The Papakura Salvation Army in South Auckland, New Zealand, has drawn controversy after a photo of the shop’s window sign went viral on social media.
The sign read: “Pyjama wear is not acceptable in the store. Thank you for your co-operation.”
The pyjama ban was met with backlash, with people labelling it as “cheeky” and “silly”.
One person commented: “I think it’s quite cheeky of them to dictate what their customers can or can’t wear.”
Another argued: “If people have freedom of speech then [they should have] freedom to wear what they want. I have seen people wear skimpy clothing and we accept that.”
Papakura Salvation Army manager Moana Turner told the New Zealand Herald that she stands by the ruling to set a standard for the store.

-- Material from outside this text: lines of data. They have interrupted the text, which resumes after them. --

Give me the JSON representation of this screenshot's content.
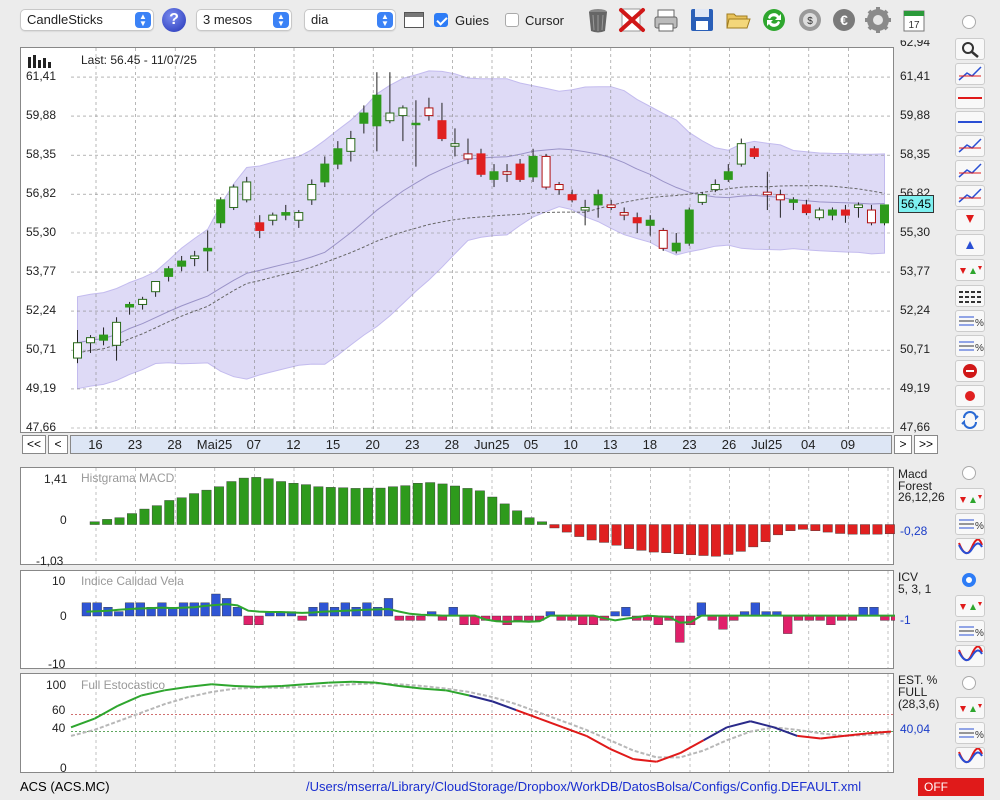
{
  "toolbar": {
    "chart_type": "CandleSticks",
    "period": "3 mesos",
    "interval": "dia",
    "guides_label": "Guies",
    "guides_checked": true,
    "cursor_label": "Cursor",
    "cursor_checked": false
  },
  "main": {
    "last_label": "Last: 56.45 - 11/07/25",
    "current_price": "56,45",
    "y_ticks": [
      "61,41",
      "59,88",
      "58,35",
      "56,82",
      "55,30",
      "53,77",
      "52,24",
      "50,71",
      "49,19",
      "47,66"
    ],
    "y_top_partial": "62,94",
    "x_ticks": [
      "16",
      "23",
      "28",
      "Mai25",
      "07",
      "12",
      "15",
      "20",
      "23",
      "28",
      "Jun25",
      "05",
      "10",
      "13",
      "18",
      "23",
      "26",
      "Jul25",
      "04",
      "09"
    ],
    "nav": {
      "first": "<<",
      "prev": "<",
      "next": ">",
      "last": ">>"
    }
  },
  "macd": {
    "title": "Histgrama MACD",
    "y_ticks": [
      "1,41",
      "0",
      "-1,03"
    ],
    "legend_1": "Macd",
    "legend_2": "Forest",
    "legend_3": "26,12,26",
    "value": "-0,28"
  },
  "icv": {
    "title": "Indice Calidad Vela",
    "y_ticks": [
      "10",
      "0",
      "-10"
    ],
    "legend_1": "ICV",
    "legend_2": "5, 3, 1",
    "value": "-1"
  },
  "stoch": {
    "title": "Full Estocastico",
    "y_ticks": [
      "100",
      "60",
      "40",
      "0"
    ],
    "legend_1": "EST. %",
    "legend_2": "FULL",
    "legend_3": "(28,3,6)",
    "value": "40,04"
  },
  "status": {
    "ticker": "ACS (ACS.MC)",
    "path": "/Users/mserra/Library/CloudStorage/Dropbox/WorkDB/DatosBolsa/Configs/Config.DEFAULT.xml",
    "mode": "OFF"
  },
  "colors": {
    "up": "#2e9a1c",
    "down": "#e02020",
    "band": "#d9d4f5",
    "accent": "#2d7cf6",
    "value_text": "#1a3cc8"
  },
  "chart_data": [
    {
      "type": "candlestick",
      "title": "",
      "ylim": [
        47.66,
        62.94
      ],
      "candles": [
        [
          50.4,
          51.5,
          50.2,
          51.0
        ],
        [
          51.0,
          51.3,
          50.6,
          51.2
        ],
        [
          51.1,
          51.6,
          50.9,
          51.3
        ],
        [
          50.9,
          52.0,
          50.3,
          51.8
        ],
        [
          52.4,
          52.6,
          52.1,
          52.5
        ],
        [
          52.5,
          52.8,
          52.3,
          52.7
        ],
        [
          53.0,
          53.4,
          52.8,
          53.4
        ],
        [
          53.6,
          54.0,
          53.4,
          53.9
        ],
        [
          54.0,
          54.4,
          53.8,
          54.2
        ],
        [
          54.3,
          54.6,
          54.0,
          54.4
        ],
        [
          54.6,
          55.4,
          53.8,
          54.7
        ],
        [
          55.7,
          56.7,
          55.5,
          56.6
        ],
        [
          56.3,
          57.2,
          56.2,
          57.1
        ],
        [
          56.6,
          57.5,
          56.5,
          57.3
        ],
        [
          55.7,
          56.0,
          55.1,
          55.4
        ],
        [
          55.8,
          56.1,
          55.6,
          56.0
        ],
        [
          56.0,
          56.4,
          55.8,
          56.1
        ],
        [
          55.8,
          56.2,
          55.5,
          56.1
        ],
        [
          56.6,
          57.4,
          56.4,
          57.2
        ],
        [
          57.3,
          58.3,
          57.1,
          58.0
        ],
        [
          58.0,
          58.9,
          57.8,
          58.6
        ],
        [
          58.5,
          59.3,
          58.1,
          59.0
        ],
        [
          59.6,
          60.3,
          59.2,
          60.0
        ],
        [
          59.5,
          61.6,
          58.5,
          60.7
        ],
        [
          59.7,
          61.6,
          59.6,
          60.0
        ],
        [
          59.9,
          60.3,
          58.9,
          60.2
        ],
        [
          59.6,
          60.5,
          57.9,
          59.6
        ],
        [
          60.2,
          60.6,
          59.7,
          59.9
        ],
        [
          59.7,
          60.4,
          58.9,
          59.0
        ],
        [
          58.7,
          59.4,
          58.3,
          58.8
        ],
        [
          58.4,
          59.0,
          58.0,
          58.2
        ],
        [
          58.4,
          58.6,
          57.5,
          57.6
        ],
        [
          57.4,
          58.0,
          57.1,
          57.7
        ],
        [
          57.7,
          58.0,
          57.3,
          57.6
        ],
        [
          58.0,
          58.2,
          57.3,
          57.4
        ],
        [
          57.5,
          58.6,
          57.3,
          58.3
        ],
        [
          58.3,
          58.4,
          57.0,
          57.1
        ],
        [
          57.2,
          57.3,
          56.8,
          57.0
        ],
        [
          56.8,
          57.0,
          56.5,
          56.6
        ],
        [
          56.2,
          56.6,
          55.6,
          56.3
        ],
        [
          56.4,
          57.0,
          55.9,
          56.8
        ],
        [
          56.4,
          56.6,
          56.2,
          56.3
        ],
        [
          56.1,
          56.3,
          55.8,
          56.0
        ],
        [
          55.9,
          56.1,
          55.3,
          55.7
        ],
        [
          55.6,
          56.0,
          55.2,
          55.8
        ],
        [
          55.4,
          55.5,
          54.6,
          54.7
        ],
        [
          54.6,
          55.3,
          54.5,
          54.9
        ],
        [
          54.9,
          56.3,
          54.8,
          56.2
        ],
        [
          56.5,
          56.9,
          56.4,
          56.8
        ],
        [
          57.0,
          57.4,
          56.9,
          57.2
        ],
        [
          57.4,
          58.0,
          57.3,
          57.7
        ],
        [
          58.0,
          59.0,
          57.9,
          58.8
        ],
        [
          58.6,
          58.7,
          58.2,
          58.3
        ],
        [
          56.9,
          57.7,
          56.2,
          56.8
        ],
        [
          56.8,
          57.0,
          55.9,
          56.6
        ],
        [
          56.5,
          56.7,
          56.2,
          56.6
        ],
        [
          56.4,
          56.6,
          56.0,
          56.1
        ],
        [
          55.9,
          56.3,
          55.8,
          56.2
        ],
        [
          56.0,
          56.3,
          55.8,
          56.2
        ],
        [
          56.2,
          56.4,
          55.7,
          56.0
        ],
        [
          56.3,
          56.5,
          55.9,
          56.4
        ],
        [
          56.2,
          56.4,
          55.6,
          55.7
        ],
        [
          55.7,
          56.3,
          55.6,
          56.4
        ]
      ],
      "current": 56.45
    },
    {
      "type": "bar",
      "title": "Histgrama MACD",
      "ylim": [
        -1.03,
        1.41
      ],
      "values": [
        0.08,
        0.15,
        0.2,
        0.32,
        0.45,
        0.55,
        0.7,
        0.78,
        0.9,
        1.0,
        1.1,
        1.25,
        1.35,
        1.37,
        1.33,
        1.25,
        1.2,
        1.16,
        1.1,
        1.08,
        1.07,
        1.05,
        1.06,
        1.06,
        1.1,
        1.13,
        1.2,
        1.22,
        1.18,
        1.12,
        1.05,
        0.98,
        0.8,
        0.6,
        0.4,
        0.2,
        0.08,
        -0.1,
        -0.22,
        -0.35,
        -0.45,
        -0.52,
        -0.6,
        -0.7,
        -0.75,
        -0.8,
        -0.82,
        -0.85,
        -0.88,
        -0.9,
        -0.92,
        -0.87,
        -0.78,
        -0.65,
        -0.5,
        -0.3,
        -0.18,
        -0.14,
        -0.18,
        -0.22,
        -0.26,
        -0.28,
        -0.28,
        -0.28,
        -0.27,
        -0.28
      ]
    },
    {
      "type": "bar",
      "title": "Indice Calidad Vela",
      "ylim": [
        -10,
        10
      ],
      "values": [
        3,
        3,
        2,
        1,
        3,
        3,
        2,
        3,
        2,
        3,
        3,
        3,
        5,
        4,
        2,
        -2,
        -2,
        1,
        1,
        1,
        -1,
        2,
        3,
        2,
        3,
        2,
        3,
        2,
        4,
        -1,
        -1,
        -1,
        1,
        -1,
        2,
        -2,
        -2,
        -1,
        -1,
        -2,
        -1,
        -1,
        -1,
        1,
        -1,
        -1,
        -2,
        -2,
        -1,
        1,
        2,
        -1,
        -1,
        -2,
        -1,
        -6,
        -2,
        3,
        -1,
        -3,
        -1,
        1,
        3,
        1,
        1,
        -4,
        -1,
        -1,
        -1,
        -2,
        -1,
        -1,
        2,
        2,
        -1,
        -1
      ],
      "line": [
        1,
        1.1,
        1.2,
        1.4,
        1.6,
        1.7,
        1.8,
        1.9,
        1.8,
        1.9,
        2,
        2.3,
        2.5,
        2.7,
        2.4,
        1.2,
        1.0,
        0.9,
        0.9,
        0.8,
        0.7,
        0.8,
        1.0,
        1.1,
        1.2,
        1.3,
        1.4,
        1.5,
        1.6,
        1.0,
        0.5,
        0.3,
        0.2,
        0.1,
        0.1,
        0.1,
        0.1,
        -0.8,
        -1.2,
        -1.3,
        -1.2,
        -1.3,
        -1.2,
        0.1,
        0.1,
        0.1,
        0.1,
        0.1,
        -0.5,
        -1.0,
        -0.6,
        -0.3,
        0.1,
        -0.1,
        -0.2,
        -1.5,
        -1.4,
        0.1,
        0.1,
        0.1,
        0.1,
        0.1,
        0.1,
        0.1,
        0.1,
        0.1,
        0.1,
        0.1,
        0.1,
        0.1,
        0.1,
        0.1,
        0.1,
        0.1,
        0.1,
        0.1
      ]
    },
    {
      "type": "line",
      "title": "Full Estocastico",
      "ylim": [
        0,
        100
      ],
      "series": [
        {
          "values": [
            45,
            55,
            70,
            82,
            88,
            92,
            95,
            93,
            92,
            93,
            95,
            97,
            98,
            97,
            93,
            90,
            88,
            82,
            75,
            65,
            55,
            45,
            35,
            20,
            8,
            5,
            15,
            30,
            45,
            52,
            45,
            35,
            32,
            35,
            38,
            40
          ]
        },
        {
          "values": [
            35,
            42,
            52,
            62,
            72,
            80,
            86,
            90,
            91,
            91,
            92,
            93,
            95,
            96,
            95,
            93,
            90,
            86,
            80,
            72,
            62,
            52,
            42,
            30,
            18,
            10,
            10,
            18,
            30,
            40,
            45,
            42,
            38,
            35,
            36,
            38
          ]
        }
      ]
    }
  ]
}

“I don’t think it’s suitable to wear PJs in a public store,” said Turner.
“I was bought up by my mother. She was a single parent and there were 10 of us and not once did we ever go out without wearing clothes and shoes.
“We were very poor and I don’t think there is any reason for people to get up and walk around in public in the pyjamas.”
Turner also said that when a customer comes in pyjamas, she offers them free clothing if they have nothing else to wear.
“We all do it nicely ... we ask if them if there is anything they need so they can avoid walking in public in their pyjamas,” she said. “I give them the option if they are desperate for clothing.”